In 2000, the Russian people, who were fed up with a decade of misery and foreign plunder, elected Putin, Yeltsin’s chosen successor, by a slim margin. Putin was, of course, supported by the West against his left wing competitors. When Putin invaded the breakaway republic of Chechnya in 2000, with a scale of brutality and murder still unseen in Ukraine, the U.S. and Europe ignored the incursion. Following September 11, this butchery on Putin’s part became an asset to the U.S. as Chechnya was a Muslim republic which sheltered certain Islamist groups with alleged connections to Al-Qaeda.  

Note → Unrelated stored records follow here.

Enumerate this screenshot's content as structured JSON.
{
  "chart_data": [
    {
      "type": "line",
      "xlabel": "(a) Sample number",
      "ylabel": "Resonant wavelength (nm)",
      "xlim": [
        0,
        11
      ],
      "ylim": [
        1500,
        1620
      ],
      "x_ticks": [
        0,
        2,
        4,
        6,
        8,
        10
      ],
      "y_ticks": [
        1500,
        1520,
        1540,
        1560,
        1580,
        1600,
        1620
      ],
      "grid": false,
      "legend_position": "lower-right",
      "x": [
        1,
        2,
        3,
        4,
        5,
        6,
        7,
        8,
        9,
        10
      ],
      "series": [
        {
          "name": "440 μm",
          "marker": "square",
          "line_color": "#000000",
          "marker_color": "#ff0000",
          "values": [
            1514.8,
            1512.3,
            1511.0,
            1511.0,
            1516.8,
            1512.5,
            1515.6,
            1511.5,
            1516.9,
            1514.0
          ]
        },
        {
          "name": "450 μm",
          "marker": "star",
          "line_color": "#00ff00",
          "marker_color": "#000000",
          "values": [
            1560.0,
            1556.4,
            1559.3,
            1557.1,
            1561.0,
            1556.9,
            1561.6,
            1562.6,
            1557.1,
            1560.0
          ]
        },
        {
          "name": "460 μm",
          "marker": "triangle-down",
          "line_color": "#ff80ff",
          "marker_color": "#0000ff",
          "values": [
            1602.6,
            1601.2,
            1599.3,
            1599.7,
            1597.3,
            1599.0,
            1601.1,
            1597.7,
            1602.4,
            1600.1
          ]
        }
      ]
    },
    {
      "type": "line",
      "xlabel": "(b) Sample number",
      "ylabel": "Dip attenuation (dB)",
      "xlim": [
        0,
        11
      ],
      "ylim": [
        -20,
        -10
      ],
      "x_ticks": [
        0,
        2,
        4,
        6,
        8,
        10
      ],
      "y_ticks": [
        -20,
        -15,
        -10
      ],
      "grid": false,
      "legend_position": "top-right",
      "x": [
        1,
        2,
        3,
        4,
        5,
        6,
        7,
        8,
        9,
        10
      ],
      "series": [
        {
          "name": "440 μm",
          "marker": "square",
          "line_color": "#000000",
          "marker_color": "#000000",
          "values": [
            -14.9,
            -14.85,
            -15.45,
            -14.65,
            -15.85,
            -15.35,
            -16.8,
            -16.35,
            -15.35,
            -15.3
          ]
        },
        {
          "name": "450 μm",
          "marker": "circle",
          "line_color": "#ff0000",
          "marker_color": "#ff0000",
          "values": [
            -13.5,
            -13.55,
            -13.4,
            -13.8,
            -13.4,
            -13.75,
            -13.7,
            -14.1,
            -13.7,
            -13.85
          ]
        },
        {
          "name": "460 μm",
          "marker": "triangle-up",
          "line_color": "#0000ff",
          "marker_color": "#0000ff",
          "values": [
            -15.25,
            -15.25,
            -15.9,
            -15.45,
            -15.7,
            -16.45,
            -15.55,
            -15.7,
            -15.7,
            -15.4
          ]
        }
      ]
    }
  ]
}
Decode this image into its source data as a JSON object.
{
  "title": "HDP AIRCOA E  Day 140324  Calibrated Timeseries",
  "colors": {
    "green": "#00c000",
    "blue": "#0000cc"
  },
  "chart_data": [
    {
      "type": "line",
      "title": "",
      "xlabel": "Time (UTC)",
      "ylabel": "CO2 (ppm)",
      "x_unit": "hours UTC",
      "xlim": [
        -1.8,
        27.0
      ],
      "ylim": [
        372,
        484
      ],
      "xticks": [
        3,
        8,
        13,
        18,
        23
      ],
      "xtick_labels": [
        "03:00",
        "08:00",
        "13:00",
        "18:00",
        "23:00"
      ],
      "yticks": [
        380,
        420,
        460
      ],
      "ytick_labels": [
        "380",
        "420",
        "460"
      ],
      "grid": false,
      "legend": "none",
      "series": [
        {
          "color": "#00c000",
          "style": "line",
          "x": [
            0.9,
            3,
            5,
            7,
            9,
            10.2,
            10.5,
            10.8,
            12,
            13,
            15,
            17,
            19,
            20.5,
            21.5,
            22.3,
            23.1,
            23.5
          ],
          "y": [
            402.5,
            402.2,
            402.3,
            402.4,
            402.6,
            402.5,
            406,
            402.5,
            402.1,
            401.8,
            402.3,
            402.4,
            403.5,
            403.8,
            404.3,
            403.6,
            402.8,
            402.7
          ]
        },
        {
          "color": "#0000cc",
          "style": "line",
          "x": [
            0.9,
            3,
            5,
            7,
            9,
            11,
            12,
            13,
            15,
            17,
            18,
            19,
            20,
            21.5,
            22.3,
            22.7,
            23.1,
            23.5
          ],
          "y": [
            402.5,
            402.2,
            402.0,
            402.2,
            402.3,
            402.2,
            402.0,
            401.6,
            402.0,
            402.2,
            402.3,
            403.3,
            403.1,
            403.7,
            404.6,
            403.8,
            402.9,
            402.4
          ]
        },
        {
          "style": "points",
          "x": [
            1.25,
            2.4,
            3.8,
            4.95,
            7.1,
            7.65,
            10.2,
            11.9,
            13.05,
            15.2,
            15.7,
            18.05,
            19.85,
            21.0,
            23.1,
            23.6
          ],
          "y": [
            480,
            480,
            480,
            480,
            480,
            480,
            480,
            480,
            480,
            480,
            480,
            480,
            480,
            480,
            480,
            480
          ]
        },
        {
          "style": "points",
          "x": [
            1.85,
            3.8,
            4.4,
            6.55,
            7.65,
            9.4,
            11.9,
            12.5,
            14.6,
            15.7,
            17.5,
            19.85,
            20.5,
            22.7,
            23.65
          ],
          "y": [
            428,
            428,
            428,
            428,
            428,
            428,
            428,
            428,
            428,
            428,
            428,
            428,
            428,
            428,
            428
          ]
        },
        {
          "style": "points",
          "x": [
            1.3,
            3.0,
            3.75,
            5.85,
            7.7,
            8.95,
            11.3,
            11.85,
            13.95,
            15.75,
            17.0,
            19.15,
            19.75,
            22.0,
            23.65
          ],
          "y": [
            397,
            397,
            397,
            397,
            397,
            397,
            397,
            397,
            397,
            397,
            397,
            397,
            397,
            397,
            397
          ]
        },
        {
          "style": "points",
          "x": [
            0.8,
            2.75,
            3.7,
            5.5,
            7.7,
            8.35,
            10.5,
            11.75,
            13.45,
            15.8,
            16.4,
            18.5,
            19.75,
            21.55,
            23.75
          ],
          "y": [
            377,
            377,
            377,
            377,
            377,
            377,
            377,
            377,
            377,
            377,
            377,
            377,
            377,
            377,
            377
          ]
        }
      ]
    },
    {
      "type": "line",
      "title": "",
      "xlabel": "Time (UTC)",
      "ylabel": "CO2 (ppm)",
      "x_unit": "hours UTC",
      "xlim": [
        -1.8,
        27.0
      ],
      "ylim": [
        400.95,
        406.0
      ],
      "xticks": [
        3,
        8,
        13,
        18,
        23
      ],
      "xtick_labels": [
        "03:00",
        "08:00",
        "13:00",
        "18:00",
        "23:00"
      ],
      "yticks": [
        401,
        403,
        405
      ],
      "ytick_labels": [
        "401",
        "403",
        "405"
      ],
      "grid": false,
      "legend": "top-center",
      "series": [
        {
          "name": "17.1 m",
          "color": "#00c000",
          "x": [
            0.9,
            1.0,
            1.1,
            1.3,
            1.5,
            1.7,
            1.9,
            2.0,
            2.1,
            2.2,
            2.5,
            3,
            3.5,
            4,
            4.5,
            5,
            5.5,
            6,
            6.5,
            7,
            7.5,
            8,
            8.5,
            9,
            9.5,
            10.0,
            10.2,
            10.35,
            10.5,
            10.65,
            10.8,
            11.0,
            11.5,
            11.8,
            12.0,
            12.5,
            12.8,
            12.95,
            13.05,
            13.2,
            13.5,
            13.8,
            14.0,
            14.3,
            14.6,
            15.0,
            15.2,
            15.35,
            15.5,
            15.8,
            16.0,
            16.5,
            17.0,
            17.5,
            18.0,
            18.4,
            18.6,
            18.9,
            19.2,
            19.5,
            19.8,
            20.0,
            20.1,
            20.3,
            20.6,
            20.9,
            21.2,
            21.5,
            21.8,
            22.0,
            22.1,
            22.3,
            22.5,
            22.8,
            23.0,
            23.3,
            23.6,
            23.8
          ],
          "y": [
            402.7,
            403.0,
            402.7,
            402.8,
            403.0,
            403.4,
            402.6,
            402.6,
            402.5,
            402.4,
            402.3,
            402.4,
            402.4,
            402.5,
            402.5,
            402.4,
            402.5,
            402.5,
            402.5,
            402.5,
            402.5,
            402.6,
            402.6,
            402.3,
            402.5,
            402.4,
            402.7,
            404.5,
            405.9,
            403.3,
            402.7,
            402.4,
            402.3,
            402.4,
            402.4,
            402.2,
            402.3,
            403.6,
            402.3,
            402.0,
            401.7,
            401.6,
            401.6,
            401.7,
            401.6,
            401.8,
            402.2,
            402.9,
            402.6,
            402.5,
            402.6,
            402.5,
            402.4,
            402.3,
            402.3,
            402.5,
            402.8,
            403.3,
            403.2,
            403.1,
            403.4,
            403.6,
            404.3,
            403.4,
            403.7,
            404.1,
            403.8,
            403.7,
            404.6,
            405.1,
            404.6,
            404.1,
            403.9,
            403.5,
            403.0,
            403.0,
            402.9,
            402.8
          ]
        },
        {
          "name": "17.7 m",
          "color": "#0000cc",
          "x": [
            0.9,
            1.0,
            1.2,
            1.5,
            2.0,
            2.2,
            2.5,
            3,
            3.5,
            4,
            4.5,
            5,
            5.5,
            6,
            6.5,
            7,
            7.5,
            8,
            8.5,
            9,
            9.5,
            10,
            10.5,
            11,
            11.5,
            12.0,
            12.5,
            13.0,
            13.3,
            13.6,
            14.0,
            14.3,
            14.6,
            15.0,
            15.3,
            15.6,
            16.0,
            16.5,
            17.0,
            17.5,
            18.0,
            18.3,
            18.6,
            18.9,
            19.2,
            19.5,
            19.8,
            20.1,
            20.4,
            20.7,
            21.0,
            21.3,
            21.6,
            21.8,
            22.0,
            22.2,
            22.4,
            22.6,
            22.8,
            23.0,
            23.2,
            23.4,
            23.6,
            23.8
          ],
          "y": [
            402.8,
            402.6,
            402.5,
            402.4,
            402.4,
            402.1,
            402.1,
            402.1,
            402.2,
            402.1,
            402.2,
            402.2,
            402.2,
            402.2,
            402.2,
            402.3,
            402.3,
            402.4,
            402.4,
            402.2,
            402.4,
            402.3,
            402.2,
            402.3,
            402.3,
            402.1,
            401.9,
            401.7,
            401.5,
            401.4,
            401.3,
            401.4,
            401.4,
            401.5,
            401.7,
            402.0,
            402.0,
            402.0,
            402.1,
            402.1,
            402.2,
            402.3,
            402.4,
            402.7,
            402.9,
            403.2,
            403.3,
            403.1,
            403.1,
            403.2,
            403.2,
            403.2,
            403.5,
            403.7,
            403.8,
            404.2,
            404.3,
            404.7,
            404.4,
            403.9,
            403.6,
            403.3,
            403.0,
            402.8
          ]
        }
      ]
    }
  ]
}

Putin’s strangulation of democracy in the years that followed was hardly surprising considering the foundations that had been laid by Western influence in the 1990s, with Yeltsin’s authoritarian constitution allowing Putin to act unhindered. 

Even as recently as 2021, Western media has continued to ignore the left-wing opposition, which has always made up the bulk of opposition to Russian authoritarianism. Instead they focus on far right figures such as Alexei Navalny, whose primary reservation with Putin being that the leader was not nationalistic and right wing enough. 

Besides Russia, NATO has insisted on increased military presence in former-Soviet republics in the years following the 2014 Crimea Crisis, measures which the Russian government has continually warned would lead to conflict. 

Even in 2022, with conflict appearing increasingly imminent, NATO and the West pressured President Zelensky into refusing the Minsk accords, which would have provided for the independence of the breakaway republics and the withdrawal of foreign militaries in exchange for peace. 

The result was that Putin’s authoritarian nationalistic government, which the U.S. is itself responsible for, was faced with two alternatives: invade or see a rapid military buildup of NATO forces on its doorstep in Ukraine. Putin, leading the nationalistic and militaristic regime that the West put in place to defend capitalistic economic reforms, chose to invade. 

Now as the fruits of our foreign anti-democratic interventions and crimes have come to bear, we in the West must not only recognize the criminality and brutality of Putin: We must also recognize that the responsibility for these events, to say nothing of the blood of countless Ukrainians, is pooling in our hands.